March 13, 2019
Dive
Brief:
- Bipartisan leaders of the Senate
Finance Committee have invited the
five biggest pharmacy benefit managers to testify next month on their role
within the drug pricing system, the latest to take the hot seat on
the topic.
- Cigna, CVS Caremark and CVS
Health, Humana, OptumRx and Prime Therapeutics "owe patients and
taxpayers an explanation of their role," Sens. Chuck Grassley,
R-Iowa, and Ron Wyden, D-Oregon, said in a statement.
- The hearing, scheduled for April
3, follows a relatively mild meeting last
month, when lawmakers questioned the CEOs of major drugmakers
on their role in skyrocketing drug costs. The topic, a perennial
frustration for patients, has been a frequent talking point at the White
House and among potential 2020 presidential candidates.
Dive
Insight:
None
of the companies invited gave an immediate public response. The Senate Finance
Committee said Wednesday two of them have agreed to voluntarily testify but
would not specify which companies. Humana told Healthcare Dive its segment
president of healthcare services, William Fleming, will testify. Prime
Therapeutics confirmed its interim CEO Mike Kolar plans to attend.
If
the firms follow the pharmaceutical playbook, they will agree to send top executives
before the lawmakers. They may be more at ease with the idea after those CEOs
escaped the hearing without being raked over the coals too harshly.
The
competitive landscape for PBMs has changed dramatically in recent years, with
major payers overtaking the sector. Cigna has completed its $67 billion
acquisition of Express Scripts, and CVS-Aetna's Caremark and UnitedHealth's
Optum round out the top three. Fourth-largest is Humana Pharmacy Solutions.

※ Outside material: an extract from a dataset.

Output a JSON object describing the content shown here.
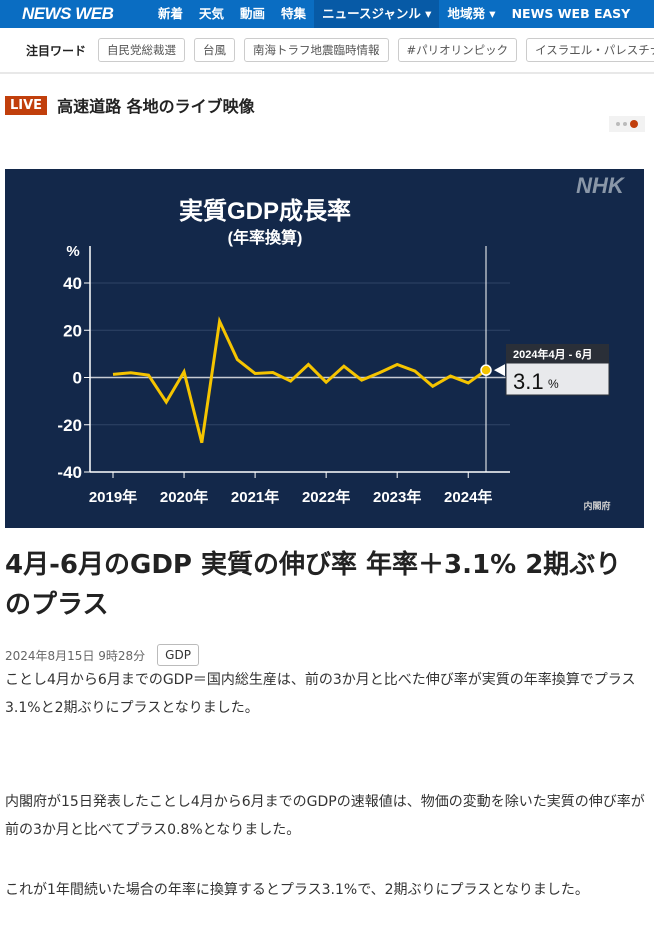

Prime Therapeutics is the PBM for a group of Blue Cross Blue Shield plans.
Last
month, Anthem announced it
was speeding up the launch of its PBM, IngenioRx, to the second quarter of this
year. Centene has been touting its PBM RxAdvance as a disruptor in the sector,
although analysts aren't holding their breath.
At
their hearing, drug company chiefs pointed the finger at PBMs for high costs,
arguing rebates don't get passed along to patients as intended. But PBMs have
pushed back against this narrative and encouraged a focus on manufacturers and
the list prices they set.
The
Trump administration has put forward a blueprint for
containing rising drug costs, including a few provisions aimed at PBMs. One
proposal would require them to act solely in the interest of whomever they are
managing benefits for and also proposed requiring Medicare Part D plans to pass
on rebates to consumers.
Earlier
this year, HHS acted on part of the blueprint with a proposal to end safe
harbor protections for drug rebates through PBMs, Medicare Part D plans and
Medicaid managed care organizations. Payers responded with frustration.